I had not seen Sloan for eleven years when I met him again at the Biesels', who are also former Sloan students, Sloan had somehow known my painting a little but did not remember me as a student. Frances Strain had arranged for me to meet him when he passed through Chicago last fall. I reminded him that I had not been a very good student while in his class; but he was gracious enough to tell me of a little incident which took place before one of my paintings in a New York exhibition. He was telling his companion, Don Freeman, who had studied with Sloan at the same time I did, that in this painting were demonstrated some of the things he tried to get across with his teaching. Freeman had told him, "You should like that painting; the artist was one of your students." Seeing Sloan again, after this long lapse of time, made me feel strange. He is over seventy now. He had just recovered from a severe illness. He was talking to Frances Strain and me of a section of his book "Gist of Art." The things he said were the same things he had said years ago. I think I may have found fault, new, rightly or wrongly, with one or two of his ideas. I concluded that valuable as was his philosophy of art, still more important was the indefinable quality of inspiration with which he was able to give direction to the talents of the young students.

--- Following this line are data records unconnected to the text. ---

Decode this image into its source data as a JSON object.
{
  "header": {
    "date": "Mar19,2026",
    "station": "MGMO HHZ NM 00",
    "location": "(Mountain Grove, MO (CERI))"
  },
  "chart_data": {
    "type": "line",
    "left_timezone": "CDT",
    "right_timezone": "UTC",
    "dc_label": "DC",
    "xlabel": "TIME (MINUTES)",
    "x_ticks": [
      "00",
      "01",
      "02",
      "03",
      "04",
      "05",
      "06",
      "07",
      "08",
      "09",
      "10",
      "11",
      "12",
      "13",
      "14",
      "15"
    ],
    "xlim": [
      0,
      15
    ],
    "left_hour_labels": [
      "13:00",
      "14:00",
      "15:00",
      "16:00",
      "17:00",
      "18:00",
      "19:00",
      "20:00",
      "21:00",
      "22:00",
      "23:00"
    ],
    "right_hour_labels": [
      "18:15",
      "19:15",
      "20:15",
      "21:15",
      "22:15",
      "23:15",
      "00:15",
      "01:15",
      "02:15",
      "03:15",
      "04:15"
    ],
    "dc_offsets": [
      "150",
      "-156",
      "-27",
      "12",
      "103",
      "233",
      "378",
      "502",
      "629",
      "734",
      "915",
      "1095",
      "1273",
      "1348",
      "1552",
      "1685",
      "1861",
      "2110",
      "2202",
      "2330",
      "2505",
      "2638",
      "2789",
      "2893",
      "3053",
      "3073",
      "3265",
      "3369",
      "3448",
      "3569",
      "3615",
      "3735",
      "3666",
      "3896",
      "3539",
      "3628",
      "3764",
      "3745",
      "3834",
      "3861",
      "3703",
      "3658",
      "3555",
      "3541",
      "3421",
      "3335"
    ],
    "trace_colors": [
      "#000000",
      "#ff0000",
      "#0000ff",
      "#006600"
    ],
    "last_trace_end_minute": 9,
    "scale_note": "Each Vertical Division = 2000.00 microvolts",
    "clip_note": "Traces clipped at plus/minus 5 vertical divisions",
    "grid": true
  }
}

Just a week or two after this, I saw him again in New York. It was at one of those strange restrictive exhibitions. This one was at the Whitney Museum and the work on display was by artists under forty. Hardly a gray headed artist could be seen at this opening. If their work were not being shown, there was no reason for the veteran artists to appear. But John Sloan and his perky little wife were there. Still shaky from his illness, Sloan was eager to see the work of the comparative unknowns on display, glad to pass along a word of encouragement to a young artist just finding painting legs.

A moment ago I mentioned Sloan's Book, "Gist of Art." It was in 1929 and 1930 that much of the material for this book was gathered. Helen Farr, who collected the bulk of this material, painted in Sloan's class. But whenever Sloan was present she followed him about gathering the pearls of wisdom that dropped from his lips. And more often then not they were real pearls. If you would like an insight into an artist's approach to life and the business of painting, read this book. I think you will enjoy it, and I think it may teach you to understand a but better the art of the past and of the present.

And now -at least- a final thought. If I were a professional lecturer I would not think of saying this. But since I am only a professional painter I think of it in connection with every exhibition. The purchase of a work of his art is still the greatest appreciation you can give an artist. If you like the work you see here, and can do so, buy a John Sloan painting for you collections. Sloan shows you here a cross section of his later work. These are paintings done with sincerity, sympathy and true humility. There is nothing here of the chic. No fireworks and none of the titillating devices served up by some artists for jaded appetites of some critics and gallery goers. If you have an empty spot on one of your walls, consider a John Sloan for that spot; or if you have a place tenanted by an unworthy occupant, eject it for a work of art by this great "custodian of American culture."